Und dort, wo sie gemäß ihrer zeitgemäßeren Berufung agieren und als Prophet*innen des Green New Deals auftreten, werden sie erst recht zum Gegenstand der Kritik – und zwar zu einem der dringendsten. Die Grünen sind die beste und zuverlässigste Partei des Kapitals in seiner gegenwärtigen Phase. Mit der Grünen Wende (die aber wegen der Konjunktur doch nun kurz warten soll), streben sie nichts anderes als Konkurrenzvorteile für die deutsche Wirtschaft an, indem sie den für das Fortwähren der Kapitalakkumulation notwendigen Umbau der Produktion einleiten.
Nachhaltig ist die Grüne Wende wohl kaum – sie setzt auf krasseste Umweltzerstörung in anderen Regionen, sie bedarf langer Transportwege, sie ist nicht denkbar ohne übermäßige Ausbeutung rassifizierter Arbeit.
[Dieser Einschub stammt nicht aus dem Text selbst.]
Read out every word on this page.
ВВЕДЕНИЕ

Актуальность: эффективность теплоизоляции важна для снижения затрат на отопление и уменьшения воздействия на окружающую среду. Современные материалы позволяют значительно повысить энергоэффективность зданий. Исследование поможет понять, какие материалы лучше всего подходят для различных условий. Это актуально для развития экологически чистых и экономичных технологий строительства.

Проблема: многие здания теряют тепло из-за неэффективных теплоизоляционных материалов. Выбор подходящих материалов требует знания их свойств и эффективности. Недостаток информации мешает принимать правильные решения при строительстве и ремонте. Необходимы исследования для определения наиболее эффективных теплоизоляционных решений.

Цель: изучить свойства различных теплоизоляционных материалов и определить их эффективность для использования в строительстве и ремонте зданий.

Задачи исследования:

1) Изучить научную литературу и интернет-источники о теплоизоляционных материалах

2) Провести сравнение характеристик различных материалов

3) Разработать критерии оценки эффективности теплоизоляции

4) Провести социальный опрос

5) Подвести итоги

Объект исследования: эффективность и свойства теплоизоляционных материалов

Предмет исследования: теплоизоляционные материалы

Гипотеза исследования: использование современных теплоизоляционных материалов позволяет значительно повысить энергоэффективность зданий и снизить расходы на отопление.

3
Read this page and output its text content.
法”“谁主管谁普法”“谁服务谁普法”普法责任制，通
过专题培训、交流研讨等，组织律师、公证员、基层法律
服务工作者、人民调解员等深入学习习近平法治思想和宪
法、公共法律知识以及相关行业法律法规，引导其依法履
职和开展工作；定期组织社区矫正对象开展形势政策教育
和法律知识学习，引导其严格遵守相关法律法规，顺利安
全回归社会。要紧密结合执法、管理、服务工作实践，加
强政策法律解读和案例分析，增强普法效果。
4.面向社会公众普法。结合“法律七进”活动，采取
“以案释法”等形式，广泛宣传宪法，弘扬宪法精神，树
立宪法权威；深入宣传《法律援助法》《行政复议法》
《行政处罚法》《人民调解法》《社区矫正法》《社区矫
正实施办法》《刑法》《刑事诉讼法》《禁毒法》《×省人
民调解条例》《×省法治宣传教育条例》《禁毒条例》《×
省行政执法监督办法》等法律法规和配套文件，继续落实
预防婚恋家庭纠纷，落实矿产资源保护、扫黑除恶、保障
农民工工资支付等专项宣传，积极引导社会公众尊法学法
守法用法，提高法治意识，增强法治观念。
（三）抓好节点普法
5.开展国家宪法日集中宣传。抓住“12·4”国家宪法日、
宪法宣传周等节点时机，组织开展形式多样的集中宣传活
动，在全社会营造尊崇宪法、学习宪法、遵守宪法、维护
Vor allem aber: Sie unterbricht nicht den doch immer wieder auf Natur zurückfallenden ununterbrochenen Zwang zur Kapitalvermehrung.

1980 wussten die Grünen noch, dass Kapitalismus „gekennzeichnet ist durch die zunehmende Zerstörung der Lebensgrundlage der Menschen“ und „dass in einem begrenzten System kein unbegrenztes Wachstum möglich ist“ und dass dagegen nur „eine Gesellschaft, die demokratisch ist, in der die Beziehungen der Menschen untereinander und zur Natur bewusster gehandhabt werden“ (Call it by its name: Communism!).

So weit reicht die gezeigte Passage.